Kyari also told the House that all the pipelines supplying commodities to the depots across the country had been shut due to security reasons.
The NNPC had earlier in June 2020 made history by publishing its audited financial statements for the first time since 43 years of its existence.
Kyari made the revelations when he appeared before the joint House Committees on Petroleum Resources (Upstream, Downstream and Gas) for budget defence.
Earlier, Chairman of the joint committee, Musa Sarkin-Ada, in his opening remarks, noted that the passage of the Petroleum Industry Bill for second reading on Tuesday by the House, without controversy, was a good omen.
He said, “Let me salute all of us for today’s milestone; milestone that we must cherish together with the GMD NNPC.
“Day before yesterday, the House achieved a milestone by the passage of the PIB for second reading without any hindrance.
“We have all been witnesses to what has happened in the last 13 years. PIB was submitted five times to the parliament.
“Most of the time when it came, it was dead on arrival, except when it came from a private member bill from the Senate, which was not assented to by the President, which was as good as not born.
“Going by what had happened initially, most of the problems came from the NNPC. They considered PIB as something that could undermine them and take away what they call privileged rights.”
Kyari, while responding to questions from the lawmakers, especially on pipeline security and maintenance cost, “Today, we have over 5,000 kilometres of pipelines.
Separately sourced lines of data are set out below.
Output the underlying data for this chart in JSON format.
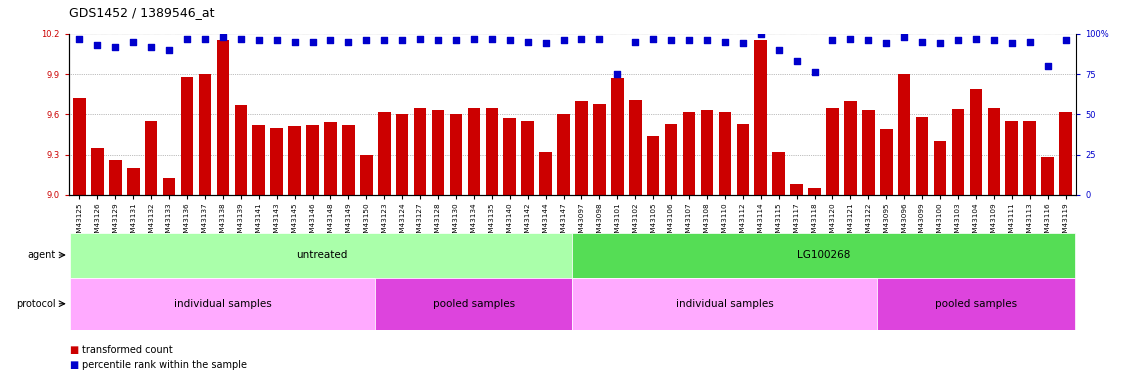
{
  "title": "GDS1452 / 1389546_at",
  "ylim_left": [
    9,
    10.2
  ],
  "ylim_right": [
    0,
    100
  ],
  "yticks_left": [
    9,
    9.3,
    9.6,
    9.9,
    10.2
  ],
  "yticks_right": [
    0,
    25,
    50,
    75,
    100
  ],
  "samples": [
    "GSM43125",
    "GSM43126",
    "GSM43129",
    "GSM43131",
    "GSM43132",
    "GSM43133",
    "GSM43136",
    "GSM43137",
    "GSM43138",
    "GSM43139",
    "GSM43141",
    "GSM43143",
    "GSM43145",
    "GSM43146",
    "GSM43148",
    "GSM43149",
    "GSM43150",
    "GSM43123",
    "GSM43124",
    "GSM43127",
    "GSM43128",
    "GSM43130",
    "GSM43134",
    "GSM43135",
    "GSM43140",
    "GSM43142",
    "GSM43144",
    "GSM43147",
    "GSM43097",
    "GSM43098",
    "GSM43101",
    "GSM43102",
    "GSM43105",
    "GSM43106",
    "GSM43107",
    "GSM43108",
    "GSM43110",
    "GSM43112",
    "GSM43114",
    "GSM43115",
    "GSM43117",
    "GSM43118",
    "GSM43120",
    "GSM43121",
    "GSM43122",
    "GSM43095",
    "GSM43096",
    "GSM43099",
    "GSM43100",
    "GSM43103",
    "GSM43104",
    "GSM43109",
    "GSM43111",
    "GSM43113",
    "GSM43116",
    "GSM43119"
  ],
  "bar_values": [
    9.72,
    9.35,
    9.26,
    9.2,
    9.55,
    9.13,
    9.88,
    9.9,
    10.15,
    9.67,
    9.52,
    9.5,
    9.51,
    9.52,
    9.54,
    9.52,
    9.3,
    9.62,
    9.6,
    9.65,
    9.63,
    9.6,
    9.65,
    9.65,
    9.57,
    9.55,
    9.32,
    9.6,
    9.7,
    9.68,
    9.87,
    9.71,
    9.44,
    9.53,
    9.62,
    9.63,
    9.62,
    9.53,
    10.15,
    9.32,
    9.08,
    9.05,
    9.65,
    9.7,
    9.63,
    9.49,
    9.9,
    9.58,
    9.4,
    9.64,
    9.79,
    9.65,
    9.55,
    9.55,
    9.28,
    9.62
  ],
  "percentile_values": [
    97,
    93,
    92,
    95,
    92,
    90,
    97,
    97,
    98,
    97,
    96,
    96,
    95,
    95,
    96,
    95,
    96,
    96,
    96,
    97,
    96,
    96,
    97,
    97,
    96,
    95,
    94,
    96,
    97,
    97,
    75,
    95,
    97,
    96,
    96,
    96,
    95,
    94,
    100,
    90,
    83,
    76,
    96,
    97,
    96,
    94,
    98,
    95,
    94,
    96,
    97,
    96,
    94,
    95,
    80,
    96
  ],
  "agent_regions": [
    {
      "label": "untreated",
      "start": 0,
      "end": 27,
      "color": "#AAFFAA"
    },
    {
      "label": "LG100268",
      "start": 28,
      "end": 55,
      "color": "#55DD55"
    }
  ],
  "protocol_regions": [
    {
      "label": "individual samples",
      "start": 0,
      "end": 16,
      "color": "#FFAAFF"
    },
    {
      "label": "pooled samples",
      "start": 17,
      "end": 27,
      "color": "#DD44DD"
    },
    {
      "label": "individual samples",
      "start": 28,
      "end": 44,
      "color": "#FFAAFF"
    },
    {
      "label": "pooled samples",
      "start": 45,
      "end": 55,
      "color": "#DD44DD"
    }
  ],
  "bar_color": "#CC0000",
  "dot_color": "#0000CC",
  "background_color": "#FFFFFF",
  "axis_label_color_left": "#CC0000",
  "axis_label_color_right": "#0000CC",
  "label_fontsize": 7,
  "tick_fontsize": 6,
  "bar_width": 0.7
}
“We have 12 fuel depots. I can tell you today that except the Atlas Cove-Mosinmi-Ibadan line and the Port Harcourt-Aba line, none of these pipelines is active. None.
“We cannot flow products into these lines and the reason is very simple. The cheap one is to say they have aged but that is a very insignificant reason.
“The real reason is that the level of vandal activities on these lines, on all the pipelines, without exception, is gross, monumental and profound.”
The NNPC boss recalled that in 2019, from January to June, Nigeria lost petroleum products worth about N43bn on one line within six months. He said the loss had been reduced to less than N3bn.
Responding to a question on current state of the country’s refineries, Kyari said the facilities had been shut down due to the inability of the current pipeline structure to service them.
He said in part, “As I speak to you, we deliberately shut down all the refineries – all the three – because it does not make any further sense to continue to operate them for two reasons: we are unable to supply crude oil to the refineries.
“Except the Escravos-Warri line which we managed to sustain through this contracting process that we have, and Bonny-Port Harcourt refinery, it is practically impossible to run these pipelines at their optimum capacity.
“The lines, as a result of the acts of vandals and thieves of all sorts, anytime we attempt to pump more than 110000bpd into the Escravos-Warri line, the line gives up. Therefore, you cannot practically operate Kaduna and Warri refineries with the current structure of the pipelines.”